Justify was not disqualified for his post-Santa Anita Derby overage because officials ultimately decided his positive test was due to contamination. But if he had been disqualified in August from his Derby prep win in April, it certainly would have raised questions about the time it takes the commission and laboratories to complete initial testing, split sample testing, an investigation, and a ruling and/or hearing.

“Here's my problem with that in this day and age, especially when it relates to the Kentucky Derby — because of the points to get into the Derby, you have a problem now,” said Mollica. “Horses get into the Derby on the points, so I'm of the opinion that if the test comes up bad in those races, they should announce it because it has ramifications.

“In the real world, you're innocent until proven guilty. We as defense lawyers want due process. But I think there's a competing interest as it relates to these Derby races that get horses to the next level that might not belong there. This is a problem, and I don't think they should award the points until it's been litigated. I know that's a problem, especially if you win points two weeks before the Derby and it gets you in, but there are ramifications here for the people who are second and third.

“Justice delayed is justice denied, I get it. A rush to judgment is also bad. There are competing interests. I understand both sides of it.”

Besides the impacts of disclosure and nondisclosure to trainers and fans, there are other people who could be impacted by knowing which races and trainers are awaiting the results of a split: the employees of the laboratory asked to do the split sample test.

“In my experience at LGC we used a laboratory information management system that assigned a laboratory number to every sample upon receipt,” said Dr.

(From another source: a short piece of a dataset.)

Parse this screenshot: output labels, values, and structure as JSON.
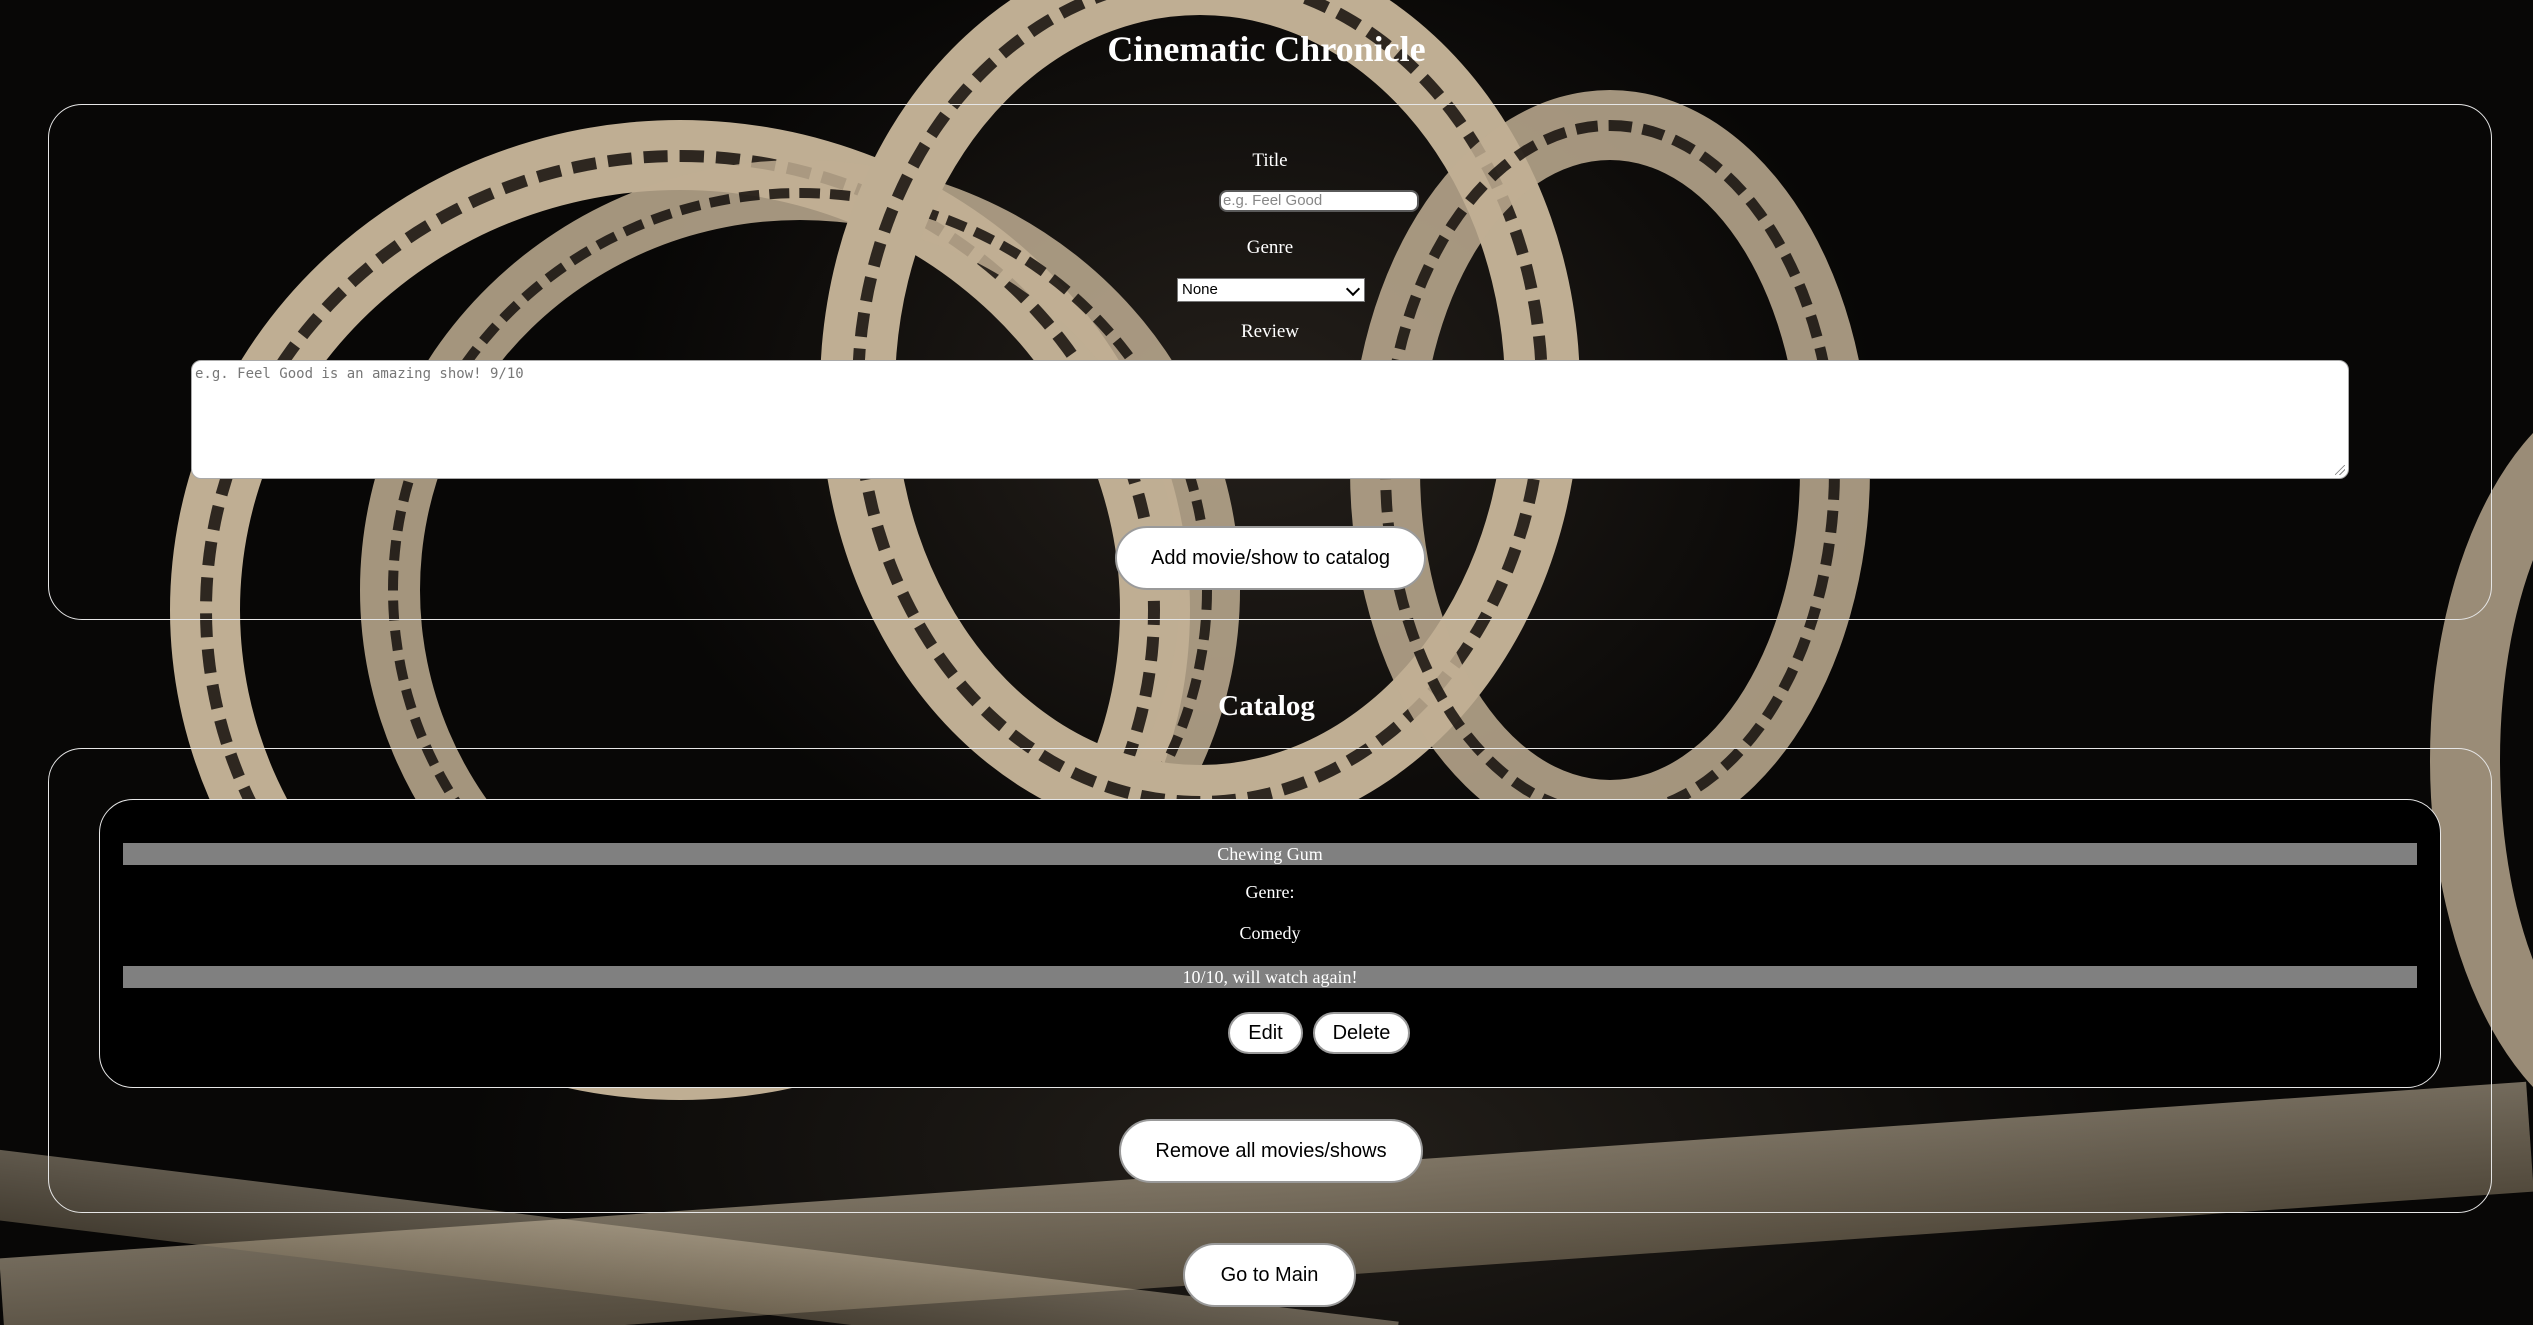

Rick Sams, former laboratory director for LGC Sport Science in Lexington, Ky. “The sample was identified only by this number while in the laboratory so that testing personnel would not know the origin or history of any sample. This was done for the purpose of reducing bias. Nevertheless, I find it unfortunate and disturbing that the findings for this sample were released and the trainer identified before the split sample analysis had been completed because this put the split sample laboratory in a very difficult position.”

The situation could become especially sticky if for some reason the referee laboratory has a different finding than the lab which conducted the initial positive test – how will the public trust the results now that everyone, including the referee lab, knows the split sample came from an accomplished trainer and an impactful race? Could the release of the initial test results impact the commission's case (or Baffert's) if the stewards end up disqualifying the horse?

For now, it seems everyone – the horse's connections and the public alike – have more questions than answers.